И целует Бьянку снова – с сокрушительным, неукротимым рвением, так хорошо знакомым ей по десяткам сражений, пройденных бок о бок. Колени вмиг обращаются в воду, дух захватывает так, словно под ногами – не земля, а зыбкие камни рушащихся мостов: осыпаются, катятся в пропасть, и сама она уже не стоит – падает, да только все цепляется ногтями за крепкую спину. Бьянка запрокидывает голову, когда его ладонь, пройдя вдоль позвоночника, ложится на затылок и сжимает короткие пряди волос, и жадно раскрывает губы.
Так близко друг от друга Роше не видит, но чувствует изгибы ее тела, знакомые и неведомые одновременно. Некоторые из рубцов, оставшихся в память о боях, он знает наизусть – сам же и штопал, позволяя себе лишь скупые касания. Теперь – прикасается иначе: не как к боевой подруге, прикрывающей спину, а как к молодой, влекущей, полной страсти женщине, в объятиях которой так легко забыться…
И заново обрести себя.
Высокие костры Беллетейна похожи на едва тлеющие угли в сравнении с жаром, разгоревшимся внутри.

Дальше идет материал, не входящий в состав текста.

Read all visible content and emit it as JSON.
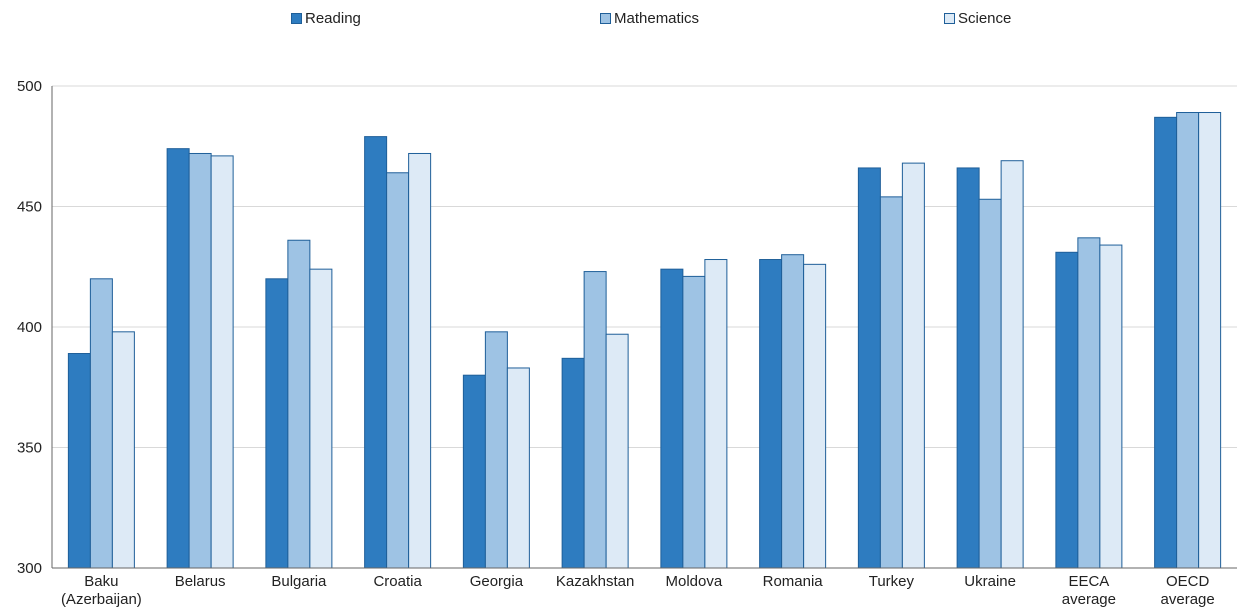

Роше разворачивает ее спиной, мягко сжимает плечо, шею, гладит чувственный изгиб спины от лопаток до ямочек на пояснице. У Роше руки воина, будто выкованные из той же бесчувственной стали, из которой куют клинки, грубоватые, – но прикасаются так чутко, что от этой нежности по шее бегут мурашки, твердеют соски, и напряжение внизу живота заставляет дышать сбивчиво и чаще. Он оставляет обжигающий поцелуй на шее, целует по трепетно бьющейся жилке вниз, к разрисованному татуировкой плечу. Колючая щетина царапает кожу – Бьянка вздрагивает: до того это распаляет до предела взведенное тело. Ее собственные пальцы пока еще послушны – нетерпеливо распутывают шнуровку шосс, то и дело стискивая ее в кулаках. Пальцы Роше – раскаленная сталь, под которой сама Бьянка плавится податливым воском – проходят вверх по бокам, накрывают холмики грудей, обводят розовые ореолы сосков; она выгибается в ответ, врезаясь острыми крыльями лопаток в крепкий торс.
Терпкий запах ее пропахших горько-сладким ольховым дымом кожи и волос щекочет ноздри. Бьянка слепо утыкается носом в щеку – и выдыхает, едва сдерживая стон. Он ведет рукой по напряженно вздрагивающему животу, приспускает расшнурованные шоссы, гладит оголенные ягодицы и бедра, гладит внутреннюю их поверхность – и касается ее внизу.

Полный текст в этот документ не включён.